Penulis: Pemerhati transportasi Kota Makassar, Benny Nurdin Yusuf

MAKASSAR – “Jika pemerintah abai atas kebutuhan rakyatnya, jangan salahkan kalau mereka mencari solusi untuk memenuhi kebutuhannya” kalimat ini mungkin pantas disematkan di Pemda Kota Makassar terkait tata kelola transportasi di kota yang berjuluk Kota Dunia.

Memang salah satu ciri kota dunia adalah tatanan transportasi umum (publik transport) aman, selamat, nyaman, ramah lingkungan dan mampu diakses oleh masyarakatnya serta terjangkau. Coba lihat negara maju di eropa dan Asia (contoh Belanda dan Singapura).

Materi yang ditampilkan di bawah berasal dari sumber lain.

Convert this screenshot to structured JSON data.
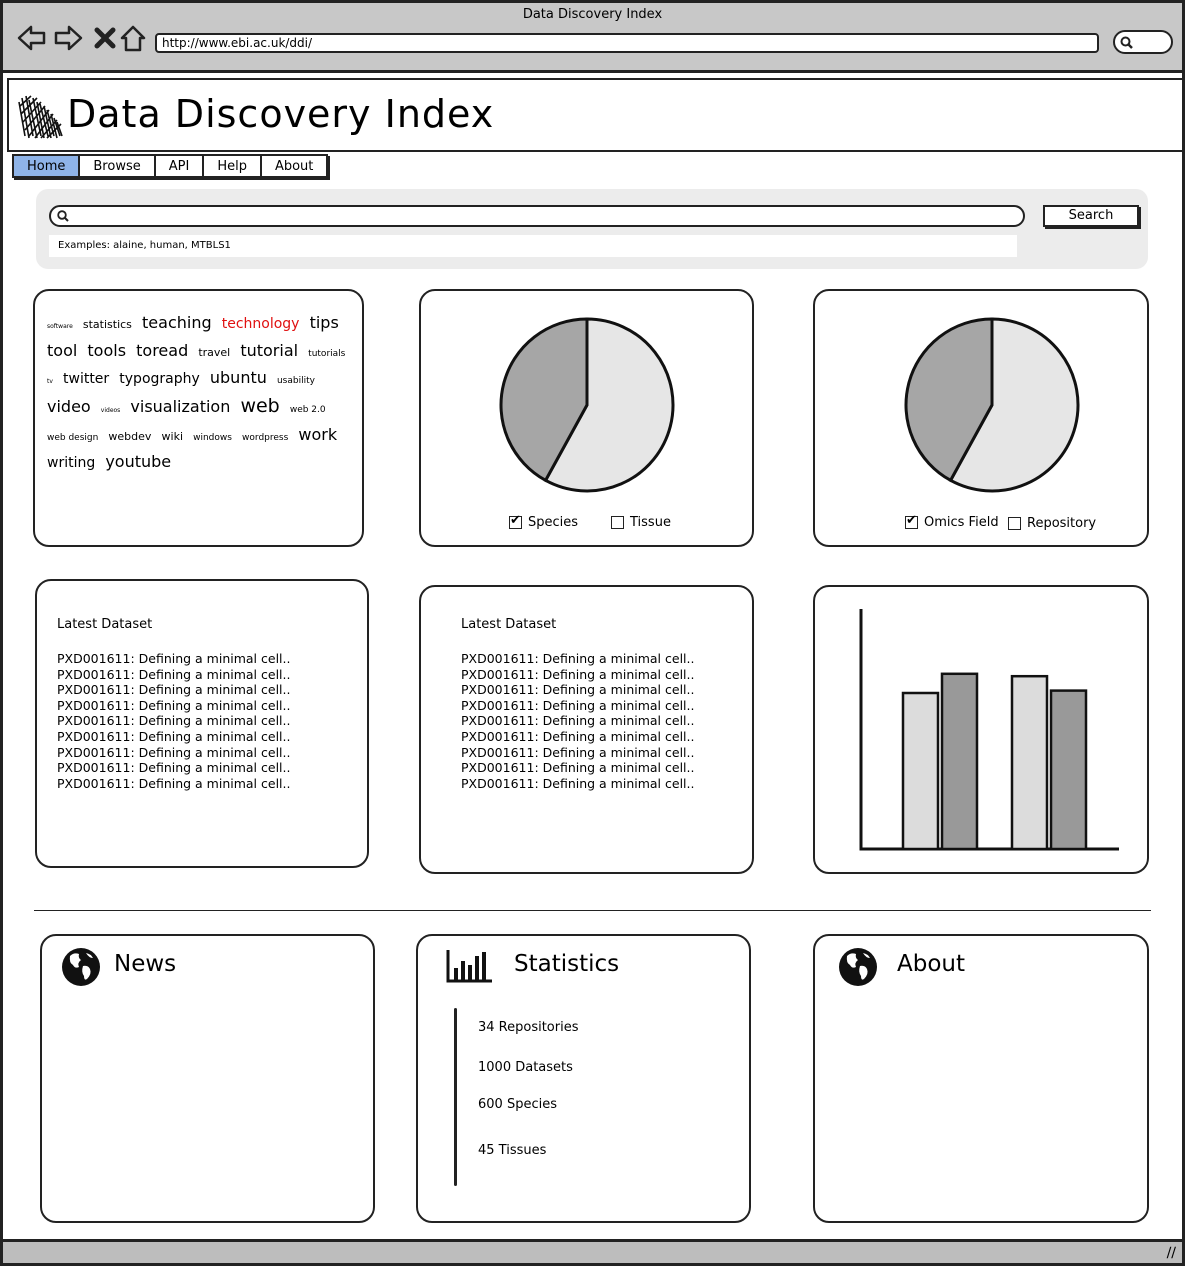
{
  "browser": {
    "title": "Data Discovery Index",
    "url": "http://www.ebi.ac.uk/ddi/"
  },
  "header": {
    "title": "Data Discovery Index"
  },
  "nav": {
    "home": "Home",
    "browse": "Browse",
    "api": "API",
    "help": "Help",
    "about": "About"
  },
  "search": {
    "button": "Search",
    "examples": "Examples: alaine, human, MTBLS1"
  },
  "cloud": [
    {
      "text": "software",
      "size": "tiny"
    },
    {
      "text": "statistics",
      "size": "s"
    },
    {
      "text": "teaching",
      "size": "l"
    },
    {
      "text": "technology",
      "size": "m",
      "color": "#e01010"
    },
    {
      "text": "tips",
      "size": "l"
    },
    {
      "text": "tool",
      "size": "l"
    },
    {
      "text": "tools",
      "size": "l"
    },
    {
      "text": "toread",
      "size": "l"
    },
    {
      "text": "travel",
      "size": "s"
    },
    {
      "text": "tutorial",
      "size": "l"
    },
    {
      "text": "tutorials",
      "size": "xs"
    },
    {
      "text": "tv",
      "size": "tiny"
    },
    {
      "text": "twitter",
      "size": "m"
    },
    {
      "text": "typography",
      "size": "m"
    },
    {
      "text": "ubuntu",
      "size": "l"
    },
    {
      "text": "usability",
      "size": "xs"
    },
    {
      "text": "video",
      "size": "l"
    },
    {
      "text": "videos",
      "size": "tiny"
    },
    {
      "text": "visualization",
      "size": "l"
    },
    {
      "text": "web",
      "size": "xl"
    },
    {
      "text": "web 2.0",
      "size": "xs"
    },
    {
      "text": "web design",
      "size": "xs"
    },
    {
      "text": "webdev",
      "size": "s"
    },
    {
      "text": "wiki",
      "size": "s"
    },
    {
      "text": "windows",
      "size": "xs"
    },
    {
      "text": "wordpress",
      "size": "xs"
    },
    {
      "text": "work",
      "size": "l"
    },
    {
      "text": "writing",
      "size": "m"
    },
    {
      "text": "youtube",
      "size": "l"
    }
  ],
  "pie1": {
    "legend": {
      "a": "Species",
      "b": "Tissue"
    },
    "checked_a": true,
    "checked_b": false
  },
  "pie2": {
    "legend": {
      "a": "Omics Field",
      "b": "Repository"
    },
    "checked_a": true,
    "checked_b": false
  },
  "latest1": {
    "title": "Latest Dataset",
    "items": [
      "PXD001611: Defining a minimal cell..",
      "PXD001611: Defining a minimal cell..",
      "PXD001611: Defining a minimal cell..",
      "PXD001611: Defining a minimal cell..",
      "PXD001611: Defining a minimal cell..",
      "PXD001611: Defining a minimal cell..",
      "PXD001611: Defining a minimal cell..",
      "PXD001611: Defining a minimal cell..",
      "PXD001611: Defining a minimal cell.."
    ]
  },
  "latest2": {
    "title": "Latest Dataset",
    "items": [
      "PXD001611: Defining a minimal cell..",
      "PXD001611: Defining a minimal cell..",
      "PXD001611: Defining a minimal cell..",
      "PXD001611: Defining a minimal cell..",
      "PXD001611: Defining a minimal cell..",
      "PXD001611: Defining a minimal cell..",
      "PXD001611: Defining a minimal cell..",
      "PXD001611: Defining a minimal cell..",
      "PXD001611: Defining a minimal cell.."
    ]
  },
  "chart_data": [
    {
      "type": "pie",
      "slices": [
        {
          "label": "Species",
          "value": 58,
          "color": "#e6e6e6"
        },
        {
          "label": "Tissue",
          "value": 42,
          "color": "#a6a6a6"
        }
      ]
    },
    {
      "type": "pie",
      "slices": [
        {
          "label": "Omics Field",
          "value": 58,
          "color": "#e6e6e6"
        },
        {
          "label": "Repository",
          "value": 42,
          "color": "#a6a6a6"
        }
      ]
    },
    {
      "type": "bar",
      "categories": [
        "",
        ""
      ],
      "series": [
        {
          "values": [
            65,
            72
          ],
          "color": "#dcdcdc"
        },
        {
          "values": [
            73,
            66
          ],
          "color": "#999999"
        }
      ],
      "ylim": [
        0,
        100
      ]
    }
  ],
  "news": {
    "title": "News"
  },
  "statistics": {
    "title": "Statistics",
    "repositories": "34 Repositories",
    "datasets": "1000 Datasets",
    "species": "600 Species",
    "tissues": "45 Tissues"
  },
  "about": {
    "title": "About"
  }
}
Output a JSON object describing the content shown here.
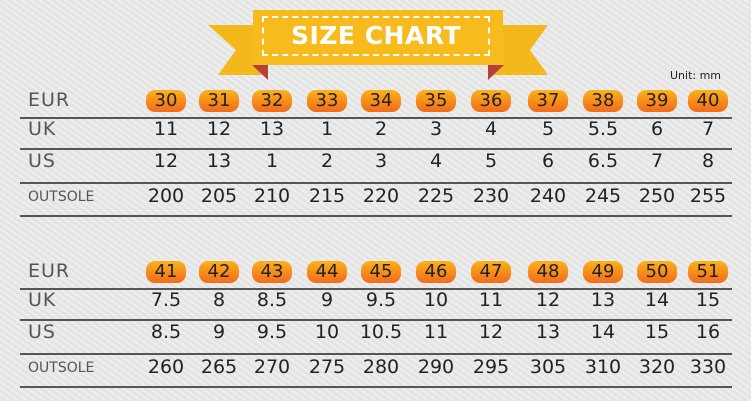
{
  "title": "SIZE CHART",
  "unit": "Unit:  mm",
  "colors": {
    "banner": "#f5b81c",
    "ribbon_fold": "#b5413a",
    "pill_top": "#fbb21a",
    "pill_bottom": "#f26a1b"
  },
  "tables": [
    {
      "rows": [
        {
          "label": "EUR",
          "values": [
            "30",
            "31",
            "32",
            "33",
            "34",
            "35",
            "36",
            "37",
            "38",
            "39",
            "40"
          ]
        },
        {
          "label": "UK",
          "values": [
            "11",
            "12",
            "13",
            "1",
            "2",
            "3",
            "4",
            "5",
            "5.5",
            "6",
            "7"
          ]
        },
        {
          "label": "US",
          "values": [
            "12",
            "13",
            "1",
            "2",
            "3",
            "4",
            "5",
            "6",
            "6.5",
            "7",
            "8"
          ]
        },
        {
          "label": "OUTSOLE",
          "values": [
            "200",
            "205",
            "210",
            "215",
            "220",
            "225",
            "230",
            "240",
            "245",
            "250",
            "255"
          ]
        }
      ]
    },
    {
      "rows": [
        {
          "label": "EUR",
          "values": [
            "41",
            "42",
            "43",
            "44",
            "45",
            "46",
            "47",
            "48",
            "49",
            "50",
            "51"
          ]
        },
        {
          "label": "UK",
          "values": [
            "7.5",
            "8",
            "8.5",
            "9",
            "9.5",
            "10",
            "11",
            "12",
            "13",
            "14",
            "15"
          ]
        },
        {
          "label": "US",
          "values": [
            "8.5",
            "9",
            "9.5",
            "10",
            "10.5",
            "11",
            "12",
            "13",
            "14",
            "15",
            "16"
          ]
        },
        {
          "label": "OUTSOLE",
          "values": [
            "260",
            "265",
            "270",
            "275",
            "280",
            "290",
            "295",
            "305",
            "310",
            "320",
            "330"
          ]
        }
      ]
    }
  ]
}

Bagaimana di Kota Makassar yang katanya kota dunia? Tentu ironis karena julukannya tidak sepadan dengan kenyataan. Mari kita lihat sejarah angkutan kota di Makassar. Sejak dulu tahun 1980an di Makassar, dikenal dengan angkutan Pete-Pete . Saking populernya, ketika menyebut Kota Makassar maka yang terpatri di pikiran orang yang akan ke Makassar “pete-pete”.

Pete-pete adalah salah satu moda transportasi di Kota Makassar yang hadir pada tahun 80an seiring dengan hadirnya angkutan massal yang dikenal dengan Bus Tingkat atau orang Makassar kenal dengan nama kandang puyuh. Angkutan ini dioperasionalkan oleh Perum DAMRI. Namun seiring perkembangan zaman dan pertumbuhan kebutuhan transportasi di Kota Makassar dan sekitarnya (Maros dan Gowa), maka pertumbuhan pete-pete jauh lebih pesat ketimbang angkutan massal. Mengapa demikian? Hal ini karena Pemerintah Daerah gagal menata dan mengatur jaringan trayek sesuai ketentuan yang dikenal dengan trayek utama, cabang dan ranting dalam Master Plan Angkutan Umum. Hal ini menjadikan Kota Makassar saat itu dikenal dengan kota pete-pete. Teringat kalimat mendiang mantan Wali Kota Makassar, Malik B. Masri “Kalau kita memandang Jalan Urip Sumoharjo, maka yang terlihat adalah warna biru (Warna pete-pete di Makassar)”.